A new scale for measuring skin tones is being promoted by a Harvard professor in hopes of fixing problems of bias and diversity in the company's products.

Ellis Monk, an assistant professor of sociology at Harvard and creator of the Monk Skin Tone scale, is working with the tech giant. The skin tone scales that are biased towards lighter skin have been replaced by the MST scale. Tech companies use older scales to categorize skin color, which can lead to products that perform worse for people with darker coloring.

Monk says that they can integrate the differences in skin tone into products to make sure they are more inclusive.

Fixing bias in AI often means fixing training data

Tech products that use artificial intelligence perform worse with darker skin tones. There are apps designed to detect skin cancer, facial recognition software, and even machine vision systems used by self-driving cars.

The use of outdated skin tone scales is one of the ways bias is programmed into these systems. The Fitzpatrick scale is the most popular skin tone scale. The scale was originally designed in the 70s to classify how people with paler skin burn or tan in the sun, but was later expanded to include darker skin.

The Fitzpatrick scale fails to capture a full range of skin tones and may mean that when machine vision software is trained on Fitzpatrick data, it is biased towards lighter skin types.

The 10-point Monk Skin Tone scale.
Image: Ellis Monk / Google

The Fitzpatrick scale is comprised of six categories, but the MST scale expands this to 10 different skin tones. The number was chosen because of Monk's research to balance diversity and ease of use. Too much choice can lead to inconsistent results, but some skin tone scales offer more than a hundred different categories.

If you get past 10 or 12 points on these scales, you can ask someone else to pick out the same tones, but the more you increase that scale, the less people are able to do that.

A new skin tone scale is only the first step in integrating this work into real-world applications.
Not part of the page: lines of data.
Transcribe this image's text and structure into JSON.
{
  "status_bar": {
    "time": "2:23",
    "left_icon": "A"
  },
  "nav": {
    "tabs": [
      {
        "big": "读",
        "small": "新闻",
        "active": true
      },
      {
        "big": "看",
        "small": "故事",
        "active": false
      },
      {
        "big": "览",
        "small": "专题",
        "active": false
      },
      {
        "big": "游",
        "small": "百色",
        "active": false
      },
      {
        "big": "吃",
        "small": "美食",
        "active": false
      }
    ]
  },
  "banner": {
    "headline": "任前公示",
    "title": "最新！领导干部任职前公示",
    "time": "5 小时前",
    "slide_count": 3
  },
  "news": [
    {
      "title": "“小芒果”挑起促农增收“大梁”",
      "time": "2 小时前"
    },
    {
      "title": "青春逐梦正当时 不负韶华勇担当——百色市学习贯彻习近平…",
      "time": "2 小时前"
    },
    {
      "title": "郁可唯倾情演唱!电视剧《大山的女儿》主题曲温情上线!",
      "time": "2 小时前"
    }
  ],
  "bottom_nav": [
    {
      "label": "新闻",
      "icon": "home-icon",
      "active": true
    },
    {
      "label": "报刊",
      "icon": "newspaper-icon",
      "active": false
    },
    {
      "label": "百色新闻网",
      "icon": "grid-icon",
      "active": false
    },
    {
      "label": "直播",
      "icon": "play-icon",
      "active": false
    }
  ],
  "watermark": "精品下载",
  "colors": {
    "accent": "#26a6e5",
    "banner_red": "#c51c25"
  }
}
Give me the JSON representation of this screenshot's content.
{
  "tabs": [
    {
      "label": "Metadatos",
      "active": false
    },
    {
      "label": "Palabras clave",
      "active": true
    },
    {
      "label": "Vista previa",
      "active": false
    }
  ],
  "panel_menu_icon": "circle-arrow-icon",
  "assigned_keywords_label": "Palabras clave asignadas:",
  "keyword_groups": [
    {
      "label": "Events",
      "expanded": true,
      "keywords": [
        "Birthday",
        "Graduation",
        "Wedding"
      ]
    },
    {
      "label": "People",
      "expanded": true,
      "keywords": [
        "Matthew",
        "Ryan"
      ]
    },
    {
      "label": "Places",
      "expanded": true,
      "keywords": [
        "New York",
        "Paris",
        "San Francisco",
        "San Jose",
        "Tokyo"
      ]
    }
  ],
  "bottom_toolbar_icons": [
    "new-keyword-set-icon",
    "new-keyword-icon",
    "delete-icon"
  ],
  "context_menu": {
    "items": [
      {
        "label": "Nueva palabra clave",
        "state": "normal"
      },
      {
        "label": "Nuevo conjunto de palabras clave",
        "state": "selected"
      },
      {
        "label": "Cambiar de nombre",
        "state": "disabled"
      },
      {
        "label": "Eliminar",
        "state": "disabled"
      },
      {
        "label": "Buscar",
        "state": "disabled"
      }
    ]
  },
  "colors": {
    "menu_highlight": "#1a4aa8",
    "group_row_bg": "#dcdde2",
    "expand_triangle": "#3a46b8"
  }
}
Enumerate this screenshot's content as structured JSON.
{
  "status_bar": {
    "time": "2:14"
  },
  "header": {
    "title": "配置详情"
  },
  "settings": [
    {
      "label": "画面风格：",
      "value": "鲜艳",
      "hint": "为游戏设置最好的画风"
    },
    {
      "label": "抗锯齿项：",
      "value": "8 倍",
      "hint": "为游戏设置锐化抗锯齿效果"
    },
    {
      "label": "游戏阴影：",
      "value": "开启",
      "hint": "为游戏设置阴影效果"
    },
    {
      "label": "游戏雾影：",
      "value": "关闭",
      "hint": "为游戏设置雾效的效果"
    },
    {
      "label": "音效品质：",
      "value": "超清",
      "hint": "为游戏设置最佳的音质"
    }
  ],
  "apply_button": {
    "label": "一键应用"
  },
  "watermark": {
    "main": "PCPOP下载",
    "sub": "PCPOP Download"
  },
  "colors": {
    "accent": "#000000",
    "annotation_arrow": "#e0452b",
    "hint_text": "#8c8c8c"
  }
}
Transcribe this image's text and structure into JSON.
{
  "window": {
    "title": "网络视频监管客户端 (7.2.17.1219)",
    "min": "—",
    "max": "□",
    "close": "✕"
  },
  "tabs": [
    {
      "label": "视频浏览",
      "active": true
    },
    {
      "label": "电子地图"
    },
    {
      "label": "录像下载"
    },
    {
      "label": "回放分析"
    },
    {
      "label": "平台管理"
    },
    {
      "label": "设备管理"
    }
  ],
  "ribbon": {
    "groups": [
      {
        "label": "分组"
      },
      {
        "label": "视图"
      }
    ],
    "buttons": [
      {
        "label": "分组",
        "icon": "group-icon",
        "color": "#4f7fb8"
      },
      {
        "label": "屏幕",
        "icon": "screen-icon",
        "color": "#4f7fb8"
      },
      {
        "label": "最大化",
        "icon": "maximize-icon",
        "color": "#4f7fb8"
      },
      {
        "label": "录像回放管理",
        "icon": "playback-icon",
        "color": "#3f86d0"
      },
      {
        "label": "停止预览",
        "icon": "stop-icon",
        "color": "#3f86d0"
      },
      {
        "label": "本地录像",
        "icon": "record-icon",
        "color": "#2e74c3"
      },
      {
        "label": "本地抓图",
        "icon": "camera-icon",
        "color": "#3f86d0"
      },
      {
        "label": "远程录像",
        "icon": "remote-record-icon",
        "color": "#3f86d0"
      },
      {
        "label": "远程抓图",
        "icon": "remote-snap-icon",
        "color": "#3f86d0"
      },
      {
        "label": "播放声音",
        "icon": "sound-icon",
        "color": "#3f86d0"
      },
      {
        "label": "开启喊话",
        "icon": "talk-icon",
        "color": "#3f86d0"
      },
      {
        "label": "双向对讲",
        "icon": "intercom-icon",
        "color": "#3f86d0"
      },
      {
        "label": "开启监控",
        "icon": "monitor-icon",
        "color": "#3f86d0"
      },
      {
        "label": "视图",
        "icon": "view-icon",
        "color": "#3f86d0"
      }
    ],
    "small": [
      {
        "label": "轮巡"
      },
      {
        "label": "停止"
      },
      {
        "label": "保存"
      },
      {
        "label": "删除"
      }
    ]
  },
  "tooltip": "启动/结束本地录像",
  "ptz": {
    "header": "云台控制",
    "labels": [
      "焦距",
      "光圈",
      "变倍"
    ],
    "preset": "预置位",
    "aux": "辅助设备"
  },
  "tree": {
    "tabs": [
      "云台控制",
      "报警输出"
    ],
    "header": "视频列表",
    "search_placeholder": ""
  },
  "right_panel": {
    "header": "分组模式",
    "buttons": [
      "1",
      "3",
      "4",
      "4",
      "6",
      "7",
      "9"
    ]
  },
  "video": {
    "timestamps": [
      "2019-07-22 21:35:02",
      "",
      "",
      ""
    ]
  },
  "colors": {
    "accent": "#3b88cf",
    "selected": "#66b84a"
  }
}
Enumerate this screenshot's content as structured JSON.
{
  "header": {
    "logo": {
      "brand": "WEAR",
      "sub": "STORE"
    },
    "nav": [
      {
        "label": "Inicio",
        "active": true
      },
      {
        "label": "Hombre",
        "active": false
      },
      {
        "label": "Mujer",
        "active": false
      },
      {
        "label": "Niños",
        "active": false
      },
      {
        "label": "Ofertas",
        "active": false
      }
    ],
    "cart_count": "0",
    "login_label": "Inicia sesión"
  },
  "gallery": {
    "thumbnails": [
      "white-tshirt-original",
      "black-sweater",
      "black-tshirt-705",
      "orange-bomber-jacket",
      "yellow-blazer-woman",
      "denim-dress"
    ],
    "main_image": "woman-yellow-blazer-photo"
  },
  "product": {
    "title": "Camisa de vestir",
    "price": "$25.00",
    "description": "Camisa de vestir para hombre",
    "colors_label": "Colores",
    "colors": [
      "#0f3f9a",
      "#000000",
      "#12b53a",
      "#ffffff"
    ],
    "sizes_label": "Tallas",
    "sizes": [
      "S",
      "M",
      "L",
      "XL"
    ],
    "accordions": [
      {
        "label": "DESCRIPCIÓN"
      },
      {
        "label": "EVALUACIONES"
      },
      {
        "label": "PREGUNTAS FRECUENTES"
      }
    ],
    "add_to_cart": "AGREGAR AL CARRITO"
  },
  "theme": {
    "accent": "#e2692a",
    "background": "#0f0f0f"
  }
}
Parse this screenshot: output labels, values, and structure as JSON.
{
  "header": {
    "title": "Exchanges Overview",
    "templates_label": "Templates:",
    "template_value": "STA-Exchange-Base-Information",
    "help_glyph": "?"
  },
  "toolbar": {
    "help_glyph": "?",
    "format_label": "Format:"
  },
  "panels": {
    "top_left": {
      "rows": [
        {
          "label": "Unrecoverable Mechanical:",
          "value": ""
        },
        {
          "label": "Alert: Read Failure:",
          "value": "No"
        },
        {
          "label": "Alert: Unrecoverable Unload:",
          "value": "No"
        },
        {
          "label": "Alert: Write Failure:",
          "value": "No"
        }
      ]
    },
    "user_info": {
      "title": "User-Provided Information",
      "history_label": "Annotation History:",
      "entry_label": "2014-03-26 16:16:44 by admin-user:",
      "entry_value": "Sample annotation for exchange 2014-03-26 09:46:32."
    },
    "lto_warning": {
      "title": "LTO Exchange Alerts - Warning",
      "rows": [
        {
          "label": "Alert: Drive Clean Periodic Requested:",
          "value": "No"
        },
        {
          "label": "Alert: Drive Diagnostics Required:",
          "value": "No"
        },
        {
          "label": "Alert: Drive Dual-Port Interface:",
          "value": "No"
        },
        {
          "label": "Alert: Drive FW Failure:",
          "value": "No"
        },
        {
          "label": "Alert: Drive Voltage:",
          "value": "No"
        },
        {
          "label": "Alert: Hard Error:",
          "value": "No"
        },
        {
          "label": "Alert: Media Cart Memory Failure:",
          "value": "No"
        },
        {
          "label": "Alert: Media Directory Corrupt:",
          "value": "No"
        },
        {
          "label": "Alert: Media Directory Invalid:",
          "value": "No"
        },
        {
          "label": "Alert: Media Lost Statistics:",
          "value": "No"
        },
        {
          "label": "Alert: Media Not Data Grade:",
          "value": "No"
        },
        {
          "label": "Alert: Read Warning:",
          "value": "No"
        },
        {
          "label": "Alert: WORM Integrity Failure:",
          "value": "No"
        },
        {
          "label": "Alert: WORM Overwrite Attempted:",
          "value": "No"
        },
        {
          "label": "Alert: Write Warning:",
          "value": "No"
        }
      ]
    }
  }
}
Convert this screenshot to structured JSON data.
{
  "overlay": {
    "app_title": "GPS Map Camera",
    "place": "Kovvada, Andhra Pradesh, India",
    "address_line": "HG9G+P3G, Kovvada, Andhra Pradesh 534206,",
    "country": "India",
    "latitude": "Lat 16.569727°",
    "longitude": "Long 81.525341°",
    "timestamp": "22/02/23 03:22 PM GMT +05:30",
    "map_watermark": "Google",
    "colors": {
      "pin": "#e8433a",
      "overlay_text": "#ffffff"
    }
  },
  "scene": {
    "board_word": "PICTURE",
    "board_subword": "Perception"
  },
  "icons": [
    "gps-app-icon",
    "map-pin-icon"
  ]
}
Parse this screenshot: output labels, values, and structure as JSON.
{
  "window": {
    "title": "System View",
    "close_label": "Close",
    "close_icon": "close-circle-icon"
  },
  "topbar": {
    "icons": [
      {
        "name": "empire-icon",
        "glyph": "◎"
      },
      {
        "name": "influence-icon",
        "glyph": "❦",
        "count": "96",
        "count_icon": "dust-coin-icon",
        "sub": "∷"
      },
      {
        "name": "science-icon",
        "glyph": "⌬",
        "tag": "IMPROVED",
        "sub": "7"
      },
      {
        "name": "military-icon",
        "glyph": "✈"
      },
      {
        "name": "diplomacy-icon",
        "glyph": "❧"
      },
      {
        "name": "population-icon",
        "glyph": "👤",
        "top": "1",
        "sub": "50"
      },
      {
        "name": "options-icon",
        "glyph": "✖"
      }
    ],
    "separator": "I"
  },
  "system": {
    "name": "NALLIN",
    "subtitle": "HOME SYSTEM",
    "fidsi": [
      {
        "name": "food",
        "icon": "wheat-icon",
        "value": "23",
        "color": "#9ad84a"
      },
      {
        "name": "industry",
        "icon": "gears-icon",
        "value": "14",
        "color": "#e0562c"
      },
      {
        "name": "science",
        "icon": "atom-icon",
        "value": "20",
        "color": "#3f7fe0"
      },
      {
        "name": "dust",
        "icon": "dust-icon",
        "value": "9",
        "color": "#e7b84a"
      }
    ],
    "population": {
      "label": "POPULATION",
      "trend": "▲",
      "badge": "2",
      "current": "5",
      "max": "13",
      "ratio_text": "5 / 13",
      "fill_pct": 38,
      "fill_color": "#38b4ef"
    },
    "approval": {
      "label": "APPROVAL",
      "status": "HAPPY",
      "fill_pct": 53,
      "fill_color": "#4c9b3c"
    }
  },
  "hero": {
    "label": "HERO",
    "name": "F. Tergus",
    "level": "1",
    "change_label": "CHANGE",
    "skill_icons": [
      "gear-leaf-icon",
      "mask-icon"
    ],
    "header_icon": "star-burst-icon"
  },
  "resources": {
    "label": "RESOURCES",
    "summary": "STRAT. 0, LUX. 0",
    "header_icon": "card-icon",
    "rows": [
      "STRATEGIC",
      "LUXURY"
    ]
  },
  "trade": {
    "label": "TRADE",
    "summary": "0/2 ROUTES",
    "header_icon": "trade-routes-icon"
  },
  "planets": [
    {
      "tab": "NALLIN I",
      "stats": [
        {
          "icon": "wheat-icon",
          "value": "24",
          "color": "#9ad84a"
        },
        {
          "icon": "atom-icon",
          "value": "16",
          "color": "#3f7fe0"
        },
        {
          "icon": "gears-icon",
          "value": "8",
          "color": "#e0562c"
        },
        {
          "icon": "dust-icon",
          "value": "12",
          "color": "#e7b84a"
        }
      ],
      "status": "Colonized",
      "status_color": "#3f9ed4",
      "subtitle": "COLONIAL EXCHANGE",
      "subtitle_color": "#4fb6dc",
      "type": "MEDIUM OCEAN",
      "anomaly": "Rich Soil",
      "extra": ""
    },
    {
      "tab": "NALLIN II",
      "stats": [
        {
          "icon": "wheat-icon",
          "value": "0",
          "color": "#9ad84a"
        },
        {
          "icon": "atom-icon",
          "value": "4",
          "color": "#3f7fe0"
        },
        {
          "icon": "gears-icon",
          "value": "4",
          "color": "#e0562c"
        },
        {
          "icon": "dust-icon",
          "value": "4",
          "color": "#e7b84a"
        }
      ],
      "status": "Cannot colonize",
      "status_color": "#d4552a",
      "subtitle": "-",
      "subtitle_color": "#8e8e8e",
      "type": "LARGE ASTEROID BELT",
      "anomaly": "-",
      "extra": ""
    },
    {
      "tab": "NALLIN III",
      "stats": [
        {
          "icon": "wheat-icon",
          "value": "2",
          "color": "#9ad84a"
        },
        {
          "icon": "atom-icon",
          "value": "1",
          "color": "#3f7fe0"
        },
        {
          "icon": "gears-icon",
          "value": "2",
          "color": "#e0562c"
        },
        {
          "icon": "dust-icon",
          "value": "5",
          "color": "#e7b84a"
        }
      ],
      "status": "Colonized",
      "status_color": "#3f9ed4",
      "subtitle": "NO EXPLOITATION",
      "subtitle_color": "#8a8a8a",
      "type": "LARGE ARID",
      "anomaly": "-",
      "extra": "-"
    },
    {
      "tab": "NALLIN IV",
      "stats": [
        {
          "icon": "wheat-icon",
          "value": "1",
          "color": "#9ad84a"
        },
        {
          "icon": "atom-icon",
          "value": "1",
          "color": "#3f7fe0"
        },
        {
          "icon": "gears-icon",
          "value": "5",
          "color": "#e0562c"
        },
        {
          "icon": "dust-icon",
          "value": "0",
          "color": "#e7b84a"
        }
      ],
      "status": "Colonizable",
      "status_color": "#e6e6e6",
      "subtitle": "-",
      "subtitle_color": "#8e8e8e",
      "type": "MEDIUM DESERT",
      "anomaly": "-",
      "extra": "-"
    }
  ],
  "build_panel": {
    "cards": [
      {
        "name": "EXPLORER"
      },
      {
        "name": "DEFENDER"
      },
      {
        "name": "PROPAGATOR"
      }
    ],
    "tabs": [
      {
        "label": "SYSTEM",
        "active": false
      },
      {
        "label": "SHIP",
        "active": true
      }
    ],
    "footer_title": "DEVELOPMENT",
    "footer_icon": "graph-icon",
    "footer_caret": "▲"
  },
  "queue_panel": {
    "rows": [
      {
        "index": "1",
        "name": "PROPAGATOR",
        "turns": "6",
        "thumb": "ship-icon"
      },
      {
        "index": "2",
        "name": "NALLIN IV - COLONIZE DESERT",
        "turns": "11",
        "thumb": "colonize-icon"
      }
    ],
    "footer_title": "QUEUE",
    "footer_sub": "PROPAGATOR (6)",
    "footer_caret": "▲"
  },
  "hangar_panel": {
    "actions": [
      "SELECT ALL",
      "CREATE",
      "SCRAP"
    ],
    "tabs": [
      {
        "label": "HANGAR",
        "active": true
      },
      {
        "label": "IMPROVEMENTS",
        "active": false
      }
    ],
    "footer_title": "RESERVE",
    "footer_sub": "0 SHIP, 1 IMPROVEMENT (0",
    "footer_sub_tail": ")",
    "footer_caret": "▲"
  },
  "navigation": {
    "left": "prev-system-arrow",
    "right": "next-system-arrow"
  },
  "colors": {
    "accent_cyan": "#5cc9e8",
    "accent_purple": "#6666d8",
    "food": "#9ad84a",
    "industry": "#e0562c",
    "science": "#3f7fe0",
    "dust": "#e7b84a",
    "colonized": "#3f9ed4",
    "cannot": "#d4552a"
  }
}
The skintone.google website was created to explain the research and best practices for its use in artificial intelligence. The company is working to apply the scale to a number of its own products. The Real Tone photo filters are designed to work better with darker skin tones.

Google will let users refine certain search results using skin tones selected from the MST scale.
Image: Google

The new image search feature will allow users to refine searches based on skin tones that are classified by the MST scale. If you want to find eye makeup orbridal makeup looks, you can use skin tone as a filter. In the future, the company will use the MST scale to check the diversity of its results so that if you search for images of cute babies or doctors, you will win.

One of the things we're doing is taking a set of results, understanding when they are particularly homogenous across a few sets of tones, and improving the diversity of the results. The updates were in a very early stage of development and hadn't yet been rolled out across the company's services.

Google is experimenting with balancing image search results to be more inclusive

This should be taken with a pinch of caution, not just for this specific change, but also for the approach to fixing bias in its products more generally. The company has a spotty history when it comes to ethical guidelines, and the industry as a whole has a tendency to promise ethical guidelines and then fail on the follow-through.

This mistake was first noticed in 2015, but it was not noticed before.

These changes can be culturally and politically challenging, reflecting broader difficulties in how we integrate this sort of tech into society. In the case of image search results, diversity may look different in different countries, and if the image results are adjusted based on skin tone, it may have to change them.

What diversity means is going to be inherently different when we are looking at results in different parts of the world.

The introduction of a new and more inclusive scale for measuring skin tones is a step in the right direction.